Reading time : 2 min
From soft mobility to the sustainable use of the car and from electric vehicles to autonomous transportation, the mobility of the future must not only fit in with new urban rhythms, but it must also be energy and resource efficient in order to play its full role in a carbon-free society.
- Crédits : scusi - Adobe Stock
Urban concentration and the ever-increasing development of communities entail growing needs for mobility, at a time when climate change is a challenge that we all face. Nowadays, modern mobility has a duty not only to reﬂect the diversity of expectations of city dwellers but also to take into consideration the issues of public health and greenhouse gas emission control. This is why mobility must necessarily be conceived within the scope of the ecology and technology transitions currently underway so that we can guarantee future generations the quality of life that we owe them.

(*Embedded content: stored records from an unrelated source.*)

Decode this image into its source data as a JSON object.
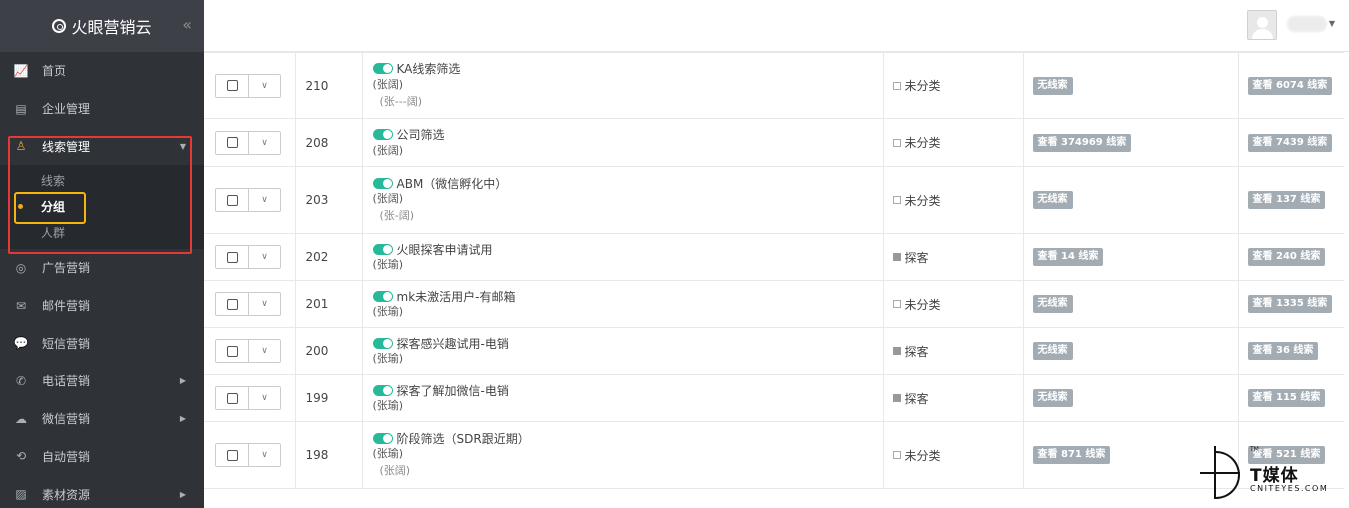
{
  "app": {
    "title": "火眼营销云",
    "collapse_glyph": "«"
  },
  "sidebar": {
    "items": [
      {
        "label": "首页",
        "icon": "chart-icon"
      },
      {
        "label": "企业管理",
        "icon": "building-icon"
      },
      {
        "label": "线索管理",
        "icon": "user-icon",
        "open": true
      },
      {
        "label": "广告营销",
        "icon": "target-icon"
      },
      {
        "label": "邮件营销",
        "icon": "mail-icon"
      },
      {
        "label": "短信营销",
        "icon": "chat-icon"
      },
      {
        "label": "电话营销",
        "icon": "phone-icon"
      },
      {
        "label": "微信营销",
        "icon": "wechat-icon"
      },
      {
        "label": "自动营销",
        "icon": "auto-icon"
      },
      {
        "label": "素材资源",
        "icon": "image-icon"
      }
    ],
    "sub_items": [
      {
        "label": "线索"
      },
      {
        "label": "分组",
        "active": true
      },
      {
        "label": "人群"
      }
    ]
  },
  "rows": [
    {
      "id": "210",
      "name": "KA线索筛选",
      "owner": "(张阔)",
      "creator": "(张---阔)",
      "category": "未分类",
      "category_filled": false,
      "leads1": "无线索",
      "leads2": "查看 6074 线索"
    },
    {
      "id": "208",
      "name": "公司筛选",
      "owner": "(张阔)",
      "creator": "",
      "category": "未分类",
      "category_filled": false,
      "leads1": "查看 374969 线索",
      "leads2": "查看 7439 线索"
    },
    {
      "id": "203",
      "name": "ABM（微信孵化中）",
      "owner": "(张阔)",
      "creator": "(张-阔)",
      "category": "未分类",
      "category_filled": false,
      "leads1": "无线索",
      "leads2": "查看 137 线索"
    },
    {
      "id": "202",
      "name": "火眼探客申请试用",
      "owner": "(张瑜)",
      "creator": "",
      "category": "探客",
      "category_filled": true,
      "leads1": "查看 14 线索",
      "leads2": "查看 240 线索"
    },
    {
      "id": "201",
      "name": "mk未激活用户-有邮箱",
      "owner": "(张瑜)",
      "creator": "",
      "category": "未分类",
      "category_filled": false,
      "leads1": "无线索",
      "leads2": "查看 1335 线索"
    },
    {
      "id": "200",
      "name": "探客感兴趣试用-电销",
      "owner": "(张瑜)",
      "creator": "",
      "category": "探客",
      "category_filled": true,
      "leads1": "无线索",
      "leads2": "查看 36 线索"
    },
    {
      "id": "199",
      "name": "探客了解加微信-电销",
      "owner": "(张瑜)",
      "creator": "",
      "category": "探客",
      "category_filled": true,
      "leads1": "无线索",
      "leads2": "查看 115 线索"
    },
    {
      "id": "198",
      "name": "阶段筛选（SDR跟近期）",
      "owner": "(张瑜)",
      "creator": "(张阔)",
      "category": "未分类",
      "category_filled": false,
      "leads1": "查看 871 线索",
      "leads2": "查看 521 线索"
    }
  ],
  "watermark": {
    "tm": "TM",
    "name": "T媒体",
    "site": "CNITEYES.COM"
  }
}
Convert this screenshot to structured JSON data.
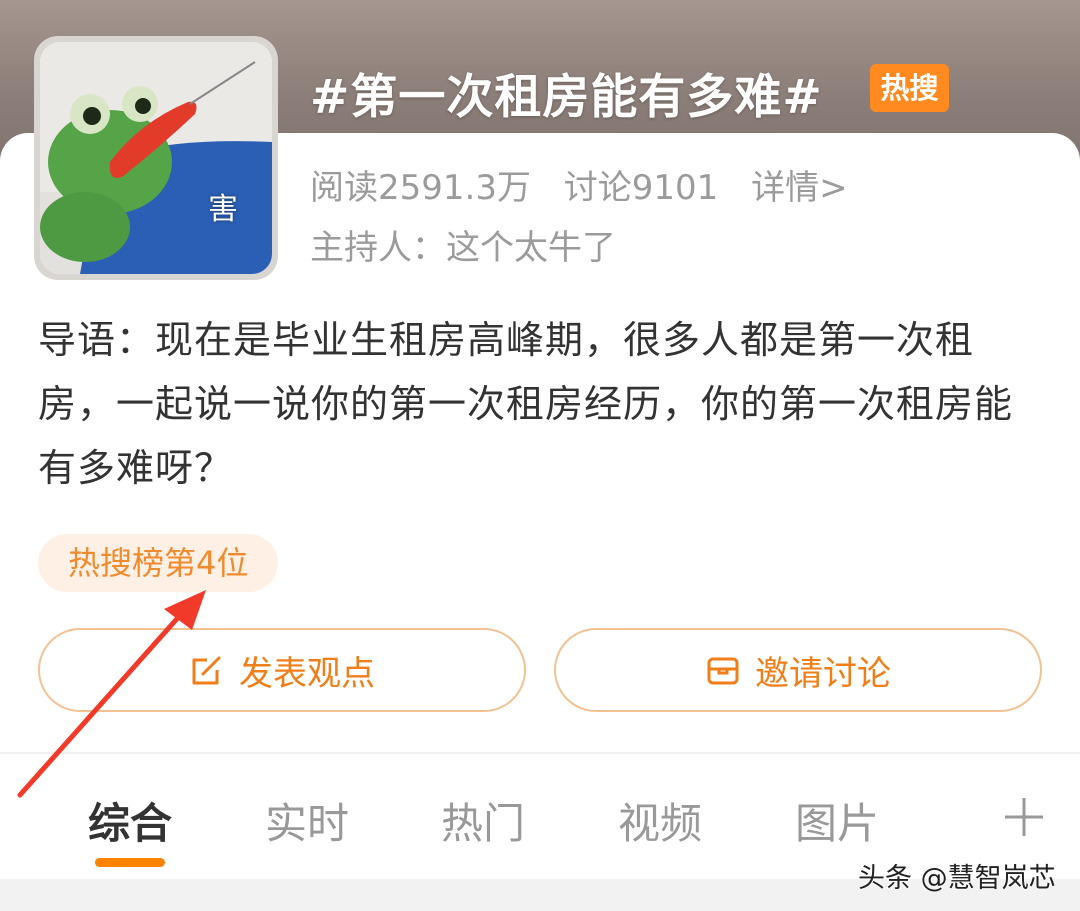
{
  "topic": {
    "title": "#第一次租房能有多难#",
    "badge": "热搜",
    "stats": {
      "reads": "阅读2591.3万",
      "discussions": "讨论9101",
      "details_link": "详情>"
    },
    "host": "主持人：这个太牛了",
    "avatar_mark": "害",
    "intro": "导语：现在是毕业生租房高峰期，很多人都是第一次租房，一起说一说你的第一次租房经历，你的第一次租房能有多难呀？",
    "rank_tag": "热搜榜第4位"
  },
  "actions": {
    "post_label": "发表观点",
    "invite_label": "邀请讨论"
  },
  "tabs": [
    {
      "label": "综合",
      "active": true
    },
    {
      "label": "实时",
      "active": false
    },
    {
      "label": "热门",
      "active": false
    },
    {
      "label": "视频",
      "active": false
    },
    {
      "label": "图片",
      "active": false
    }
  ],
  "watermark": "头条 @慧智岚芯",
  "colors": {
    "accent": "#ff8200",
    "badge": "#ff8a1f",
    "annotation_arrow": "#f23a2a"
  }
}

In recent years we have expanded our range of skills in response to the challenges and needs of our public and private sector clients. We are now active across the full value chain, from upstream consulting to the proposal of veritable bundles of mobility services, all for the direct beneﬁt of populations.
Day after day, our teams demonstrate their ability to develop the right technological solutions, for example to offer optimal access to different modes of transport or adapt infrastructure to the latest safety requirements. Our teams offer ever more effective services that help people get around better every day. In the area of smart parking, for example, we operate in around 40 towns and cities in France and abroad, with key references such as Paris and Amsterdam.
Our solutions involve not only the decongestion of urban space through better vehicle rotation and organisation of street parking, but also making users more responsible for their own behaviour and practices. When we draw up mobility blueprints and master plans for our clients, we additionally promote the implementation of low emission zones and thus lower pollution levels in our communities, with a genuine desire to “decarbonise” our city centres.
Over and beyond its primary function, today’s mobility has become a cornerstone of urban planning policy, placing transport at the heart of a city life refocussed on the place of the user. Smart cities require genuine intermodality that organises and enables smooth connections between one transport mode and another according to needs and temporalities. This rationalises all our efforts over the years in developing multimodal interchange hubs in the largest cities and reinforcing the space dedicated to green and alternative modes of transport. Reinventing mobility is undoubtedly a technical and institutional challenge of monumental scale, but it is truly imperative if we wish to promote new, more responsible travelling practices.